Von den eigenen Dämonen geplagt zu werden, ist ein Albtraum. Das weiß auch der Kriegsveteran und ehemalige FBI Agent Joe (Joaquin Phoenix). In flashbackartigen Tagträumen wird der stumme Hüne immer wieder mit den Gräueltaten der Menschen konfrontiert: ein prägendes Todesopfer in seinem Auslandseinsatz, die Wutausbrüche seines misshandelnden Vaters, die jungen Mädchen, die dem Sexhandel zum Opfer gefallen sind und die er nicht mehr retten konnte. Nur seine Medikamente halten Joe noch im Hier und Jetzt.

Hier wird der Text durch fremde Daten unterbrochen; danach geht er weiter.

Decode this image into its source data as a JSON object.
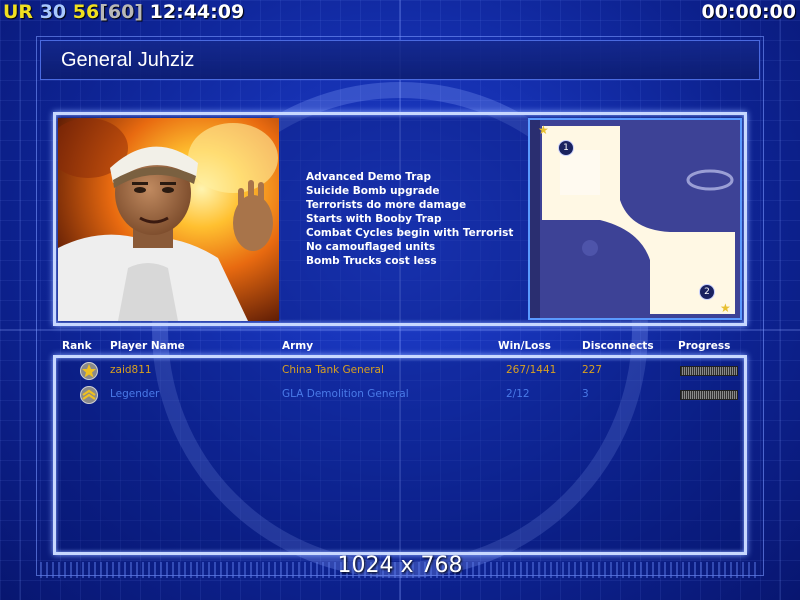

Um sich und seine pflegebedürftige Mutter (Judith Roberts) zu ernähren, arbeitet Joe als Privatagent. Auf Anfrage befreit er entführte Kinder und sorgt dafür, dass die Übeltäter ihre gerechte Strafe erhalten – den Tod. Als er jedoch Nina (Ekaterina Samsonov), die Tochter des kandidierenden Senatoren Albert Votto (Alex Manette), befreien soll, gerät er in eine politische Verschwörung…

Filmmosaik aus bekannten Elementen

Weder Trailer noch Kinoposter können das widerspiegeln, was A Beautiful Day wirklich ist. Es stecken auch ziemlich viele bereits bekannte Elemente drin. Den gebeutelten, schweigsamen Helden kennen wir aus Drive, die Entführungstgeschichte erinnert an Mann unter Feuer und 96 Hours, der hammerschwingende Selbstjustizler an The Equalizer und die Vater-Tochter-Thematik an Léon der Profi. Auch wenn sich Regisseurin Lynne Ramsay großzügig an prominenten Vertretern bedient hat, schafft sie doch ein eigenständiges Werk, das über die kurze Laufzeit von 95 Minuten unglaublich fesselt. Das liegt vor allem daran, dass sie ihren Fokus immer wieder geschickt abhebt.

Joe (Joaquin Phoenix) ist ein ultra-brutaler Typ mit einem weichen Kern. Für die Tochter des kandidierenden Senatoren (Ekaterina Samsonov) geht er über Leichen.

Joaquin Phoenix und Ekaterina Samsonov in einem Hotelzimmer in einem Szenenbild für Kritik A Beautiful Day

Die Storyline in A Beautiful Day (der Originaltitel You Were Never Really Here war den Deutschen offenbar nicht zuzumuten) ist so reduziert, wie es nur geht. Den Background des Protagonisten muss sich der Zuschauer halb zusammenreimen. Auch der Fortgang der simplen Geschichte ist trotz der minimalistischen Erzählweise weder offensichtlich, noch durchgehend einfach zu verstehen. Vor allem, weil Ramsays Schnittfolge mitunter eher willkürlich anmutet und Flashbacks und auf den ersten Blick zusammenhangslose Kurzszenen immer wieder mit dem Haupterzählstrang brechen. Die politische Verschwörung ist so zum Beispiel überhaupt kein zentrales Element, auch wenn das kurzzeitig so wirkt. Nein, es geht im Grunde um etwas ganz anderes. Wer genau hinsieht bemerkt, dass kein Moment überflüssig und ohne Bedeutung ist. Und dass sich Ramsay auch nur auf eine Sache konzentriert.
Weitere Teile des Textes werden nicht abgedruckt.